Debugging Your Beliefs

A few days ago I wrote this tweet:

Debugging is often about uncovering your implicit assumptions and verifying that they actually hold. — Jan Gosmann (@jgosmann), July 4, 2014

There is actually a lot to discover in this short statement and it even touches social issues. But for starters, let us take a look how bugs in computer programs come about.

How bugs are made

I think, there are at least two main reasons why bugs in computer programs occur. Sometimes the programmer just mistypes something. By double checking the code this is usually easy to find.

A second type of bug, however, is much harder to locate. It is the result of implicit assumptions made by the programmer. When programming you make every now and then an assumption how a programming language behaves or what a certain function call does without even being aware of this in that moment. As long as these assumptions are correct everything is fine. But when relying on a wrong assumption things might go awry.

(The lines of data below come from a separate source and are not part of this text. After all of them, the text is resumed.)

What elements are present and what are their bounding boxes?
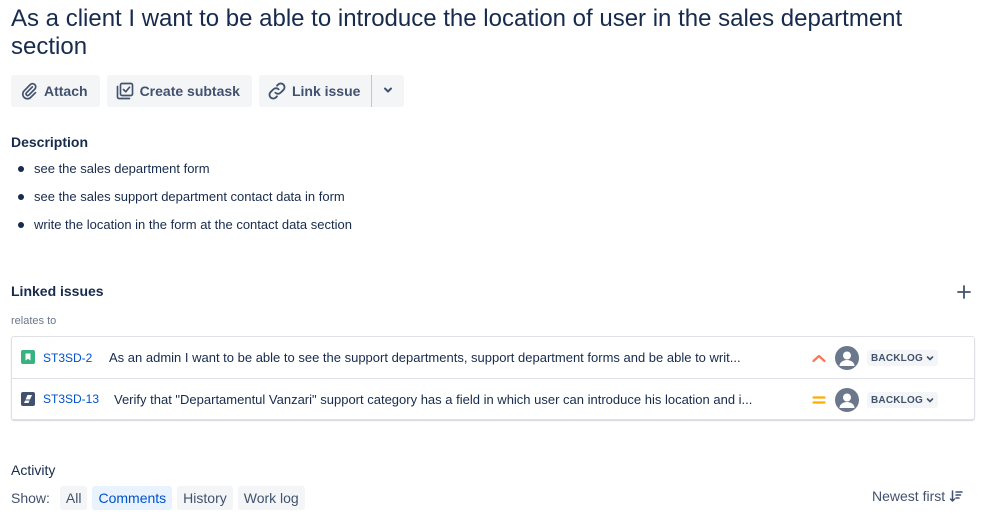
issue-key-link[interactable]: ST3SD-13: [43, 392, 99, 406]
relation-label: relates to: [11, 315, 57, 327]
story-icon: [21, 350, 35, 364]
description-item: write the location in the form at the co…: [18, 216, 352, 244]
assignee-avatar[interactable]: [835, 346, 859, 370]
linked-issue-row[interactable]: ST3SD-13 Verify that "Departamentul Vanz…: [12, 378, 974, 419]
activity-heading: Activity: [11, 462, 56, 478]
more-actions-dropdown-button[interactable]: [372, 75, 405, 107]
sort-order-button[interactable]: Newest first: [872, 488, 963, 504]
filter-history-button[interactable]: History: [177, 486, 233, 510]
sort-descending-icon: [949, 490, 963, 502]
filter-comments-button[interactable]: Comments: [92, 486, 173, 510]
linked-issue-row[interactable]: ST3SD-2 As an admin I want to be able to…: [12, 337, 974, 378]
link-icon: [267, 81, 287, 101]
description-item: see the sales support department contact…: [18, 188, 352, 216]
issue-key-link[interactable]: ST3SD-2: [43, 351, 92, 365]
priority-medium-icon: [811, 392, 827, 408]
create-subtask-label: Create subtask: [139, 83, 240, 99]
chevron-down-icon: [926, 398, 934, 403]
linked-issues-heading: Linked issues: [11, 283, 104, 299]
filter-worklog-button[interactable]: Work log: [237, 486, 305, 510]
status-label: BACKLOG: [871, 394, 923, 406]
description-item: see the sales department form: [18, 160, 352, 188]
create-subtask-button[interactable]: Create subtask: [106, 75, 252, 107]
link-issue-button-group: Link issue: [258, 75, 405, 107]
activity-filter-bar: Show: All Comments History Work log: [11, 486, 305, 510]
issue-title[interactable]: As a client I want to be able to introdu…: [11, 5, 971, 61]
assignee-avatar[interactable]: [835, 388, 859, 412]
priority-high-icon: [811, 350, 827, 366]
plus-icon: [957, 285, 971, 299]
linked-issues-list: ST3SD-2 As an admin I want to be able to…: [11, 336, 975, 420]
sort-order-label: Newest first: [872, 488, 946, 504]
attach-button[interactable]: Attach: [11, 75, 100, 107]
status-badge[interactable]: BACKLOG: [867, 350, 938, 366]
chevron-down-icon: [926, 356, 934, 361]
attach-label: Attach: [44, 83, 88, 99]
description-heading: Description: [11, 134, 89, 150]
status-label: BACKLOG: [871, 352, 923, 364]
subtask-icon: [115, 81, 135, 101]
chevron-down-icon: [382, 83, 394, 99]
test-icon: [21, 392, 35, 406]
bullet-icon: [18, 194, 24, 200]
description-list[interactable]: see the sales department form see the sa…: [18, 160, 352, 244]
add-linked-issue-button[interactable]: [954, 282, 974, 302]
link-issue-label: Link issue: [291, 83, 361, 99]
filter-all-button[interactable]: All: [59, 486, 88, 510]
paperclip-icon: [19, 81, 39, 101]
bullet-icon: [18, 222, 24, 228]
link-issue-button[interactable]: Link issue: [258, 75, 372, 107]
status-badge[interactable]: BACKLOG: [867, 392, 938, 408]
bullet-icon: [18, 166, 24, 172]
issue-summary[interactable]: Verify that "Departamentul Vanzari" supp…: [114, 392, 792, 407]
issue-summary[interactable]: As an admin I want to be able to see the…: [109, 350, 792, 365]
show-label: Show:: [11, 490, 50, 506]
issue-action-toolbar: Attach Create subtask Link issue: [11, 75, 405, 107]
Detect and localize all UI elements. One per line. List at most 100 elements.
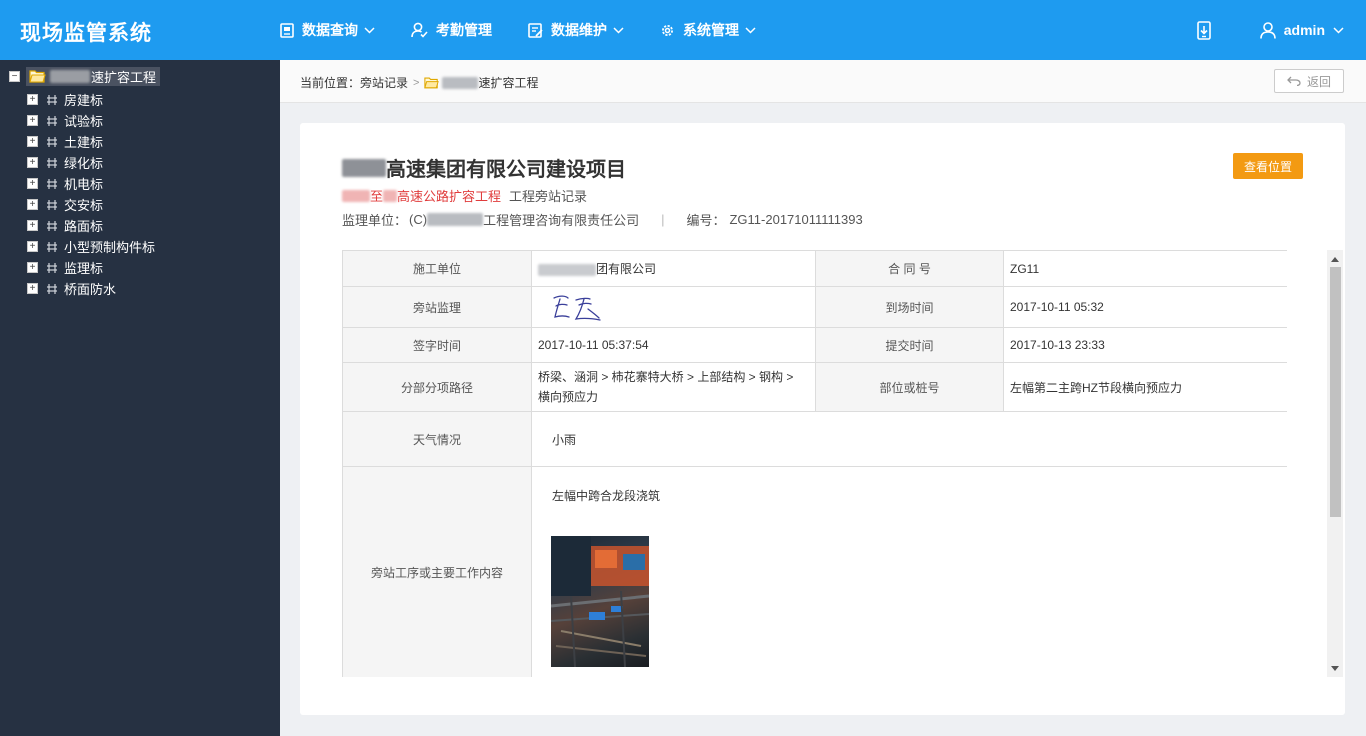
user-check-icon [411, 22, 428, 38]
tree-item[interactable]: + 交安标 [27, 194, 155, 215]
table-row: 分部分项路径 桥梁、涵洞 > 柿花寨特大桥 > 上部结构 > 钢构 > 横向预应… [342, 362, 1287, 412]
site-photo[interactable] [551, 536, 649, 667]
tree-node-icon [47, 220, 57, 231]
tree-item[interactable]: + 监理标 [27, 257, 155, 278]
back-button[interactable]: 返回 [1274, 69, 1344, 93]
weather-label: 天气情况 [342, 411, 532, 467]
nav-attendance-label: 考勤管理 [436, 22, 492, 38]
tree-item-label: 路面标 [64, 219, 104, 234]
tree-item[interactable]: + 机电标 [27, 173, 155, 194]
record-number: ZG11-20171011111393 [729, 212, 863, 227]
table-row: 施工单位 团有限公司 合 同 号 ZG11 [342, 250, 1287, 287]
table-row: 旁站工序或主要工作内容 左幅中跨合龙段浇筑 [342, 466, 1287, 677]
arrival-label: 到场时间 [815, 286, 1004, 328]
breadcrumb-link-bystander[interactable]: 旁站记录 [360, 74, 408, 91]
tree-root: − 速扩容工程 [9, 66, 161, 86]
breadcrumb-prefix: 当前位置： [300, 76, 361, 90]
scrollbar-thumb[interactable] [1330, 267, 1341, 517]
record-table-viewport[interactable]: 施工单位 团有限公司 合 同 号 ZG11 旁站监理 到场时间 2017-10-… [342, 250, 1287, 677]
path-value-line2: 横向预应力 [538, 390, 599, 404]
tree-expand-toggle[interactable]: + [27, 136, 38, 147]
site-photo-image [551, 536, 649, 667]
mobile-download-button[interactable] [1194, 19, 1214, 41]
tree-item-label: 试验标 [64, 114, 104, 129]
scroll-up-arrow-icon[interactable] [1331, 257, 1339, 262]
folder-open-icon [424, 77, 440, 89]
signature-image [553, 295, 601, 321]
view-location-button[interactable]: 查看位置 [1233, 153, 1303, 179]
submit-value: 2017-10-13 23:33 [1003, 327, 1287, 363]
tree-item-label: 绿化标 [64, 156, 104, 171]
tree-expand-toggle[interactable]: + [27, 94, 38, 105]
tree-item[interactable]: + 土建标 [27, 131, 155, 152]
supervisor-prefix: 监理单位： [342, 213, 408, 228]
supervisor-label: 旁站监理 [342, 286, 532, 328]
weather-value: 小雨 [531, 411, 1287, 467]
tree-expand-toggle[interactable]: + [27, 283, 38, 294]
record-table: 施工单位 团有限公司 合 同 号 ZG11 旁站监理 到场时间 2017-10-… [342, 250, 1287, 677]
redacted-text [383, 189, 398, 202]
top-navbar: 现场监管系统 数据查询 考勤管理 数据维护 系统管理 admin [0, 0, 1366, 60]
tree-expand-toggle[interactable]: + [27, 220, 38, 231]
tree-expand-toggle[interactable]: + [27, 199, 38, 210]
supervisor-name: 工程管理咨询有限责任公司 [483, 213, 640, 228]
nav-system-management-label: 系统管理 [683, 22, 739, 38]
tree-item[interactable]: + 桥面防水 [27, 278, 155, 299]
table-row: 旁站监理 到场时间 2017-10-11 05:32 [342, 286, 1287, 328]
path-value: 桥梁、涵洞 > 柿花寨特大桥 > 上部结构 > 钢构 > 横向预应力 [531, 362, 816, 412]
redacted-text [538, 263, 596, 276]
sidebar: − 速扩容工程 + 房建标 + 试验标 + 土建标 + 绿化标 + 机电标 + 交安标 + 路面标 + 小型预… [0, 60, 280, 736]
tree-item[interactable]: + 绿化标 [27, 152, 155, 173]
breadcrumb-current: 速扩容工程 [478, 76, 539, 90]
table-row: 签字时间 2017-10-11 05:37:54 提交时间 2017-10-13… [342, 327, 1287, 363]
tree-collapse-toggle[interactable]: − [9, 70, 20, 82]
table-scrollbar[interactable] [1327, 250, 1343, 677]
tree-item[interactable]: + 试验标 [27, 110, 155, 131]
record-title: 高速集团有限公司建设项目 [342, 153, 626, 182]
nav-attendance[interactable]: 考勤管理 [411, 0, 492, 60]
chevron-down-icon [613, 26, 624, 34]
tree-node-icon [47, 241, 57, 252]
tree-expand-toggle[interactable]: + [27, 115, 38, 126]
tree-item[interactable]: + 小型预制构件标 [27, 236, 155, 257]
tree-expand-toggle[interactable]: + [27, 157, 38, 168]
tree-item-label: 房建标 [64, 93, 104, 108]
chevron-down-icon [364, 26, 375, 34]
tree-item[interactable]: + 路面标 [27, 215, 155, 236]
undo-arrow-icon [1287, 76, 1301, 86]
record-meta: 监理单位： (C) 工程管理咨询有限责任公司 | 编号： ZG11-201710… [342, 210, 863, 229]
project-name-part-a: 至 [370, 189, 384, 204]
table-row: 天气情况 小雨 [342, 411, 1287, 467]
project-name: 至 高速公路扩容工程 [342, 186, 501, 205]
tree-node-icon [47, 178, 57, 189]
nav-system-management[interactable]: 系统管理 [660, 0, 756, 60]
record-title-text: 高速集团有限公司建设项目 [386, 159, 626, 181]
tree-item-label: 机电标 [64, 177, 104, 192]
chevron-down-icon [745, 26, 756, 34]
tree-node-icon [47, 262, 57, 273]
construction-unit-label: 施工单位 [342, 250, 532, 287]
top-right-area: admin [1194, 0, 1366, 60]
tree-node-icon [47, 136, 57, 147]
tree-item[interactable]: + 房建标 [27, 89, 155, 110]
tree-expand-toggle[interactable]: + [27, 262, 38, 273]
nav-data-maintenance[interactable]: 数据维护 [528, 0, 624, 60]
mobile-download-icon [1196, 20, 1211, 40]
tree-node-icon [47, 94, 57, 105]
tree-expand-toggle[interactable]: + [27, 241, 38, 252]
tree-root-node[interactable]: 速扩容工程 [26, 66, 161, 86]
path-value-line1: 桥梁、涵洞 > 柿花寨特大桥 > 上部结构 > 钢构 > [538, 370, 794, 384]
work-value: 左幅中跨合龙段浇筑 [552, 489, 661, 503]
redacted-text [342, 158, 386, 177]
scroll-down-arrow-icon[interactable] [1331, 666, 1339, 671]
tree-item-label: 监理标 [64, 261, 104, 276]
tree-node-icon [47, 283, 57, 294]
folder-open-icon [29, 70, 46, 83]
redacted-text [342, 189, 370, 202]
user-menu[interactable]: admin [1259, 21, 1344, 39]
tree-expand-toggle[interactable]: + [27, 178, 38, 189]
construction-unit-value: 团有限公司 [596, 262, 657, 276]
record-type: 工程旁站记录 [509, 189, 588, 204]
nav-data-query[interactable]: 数据查询 [280, 0, 375, 60]
user-name: admin [1283, 22, 1325, 38]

I have a recent example of my own (which can be skipped over if you are not keen on programming itself). I wanted to create a list of size empty lists for which I wrote the following Python code:

[[]] * size

Can you spot my assumptions here? I am assuming a new list instance will be created when replicating [] and, thus, that all lists contained in the outer list will be different instances which can changed individually. However, a list containing a single list instance will be created first and then the reference to that same instance gets replicated. Thus, modifying one of the inner lists will modify all of them.

How bugs are found

How does one find such bugs? Essentially, it is necessary become aware of implicit beliefs and verify that they are correct. Once I realized what assumptions I was making in the example above it was easy to verify that the code does not produce independent list instances. Fixing the bug was then a matter of seconds. The hard part is to achieve awareness of implicit assumptions. It all comes down to the question: How do you become consciousness of something unconsciousness?

Sometimes another person can be of help. That person will have another set of presumptions and can therefore be able to spot such bugs more easily. This is a good reason to do code reviews and/or pair programming.

But what if you are on your own? In that case, I do not know.

Part of it is probably experience and practice. But I wonder: Are there methods to train becoming aware of implicit assumptions?

Why does it matter to non-programmers?

Implicit beliefs do not only exist in programming. They are part of our everyday life. Everyone has some assumptions about the persons he or she meets without even being aware of it. Nevertheless, they influence how we interact with each other. Teaching people about uncovering their implicit assumptions might have the potential to make the world a better and fairer place.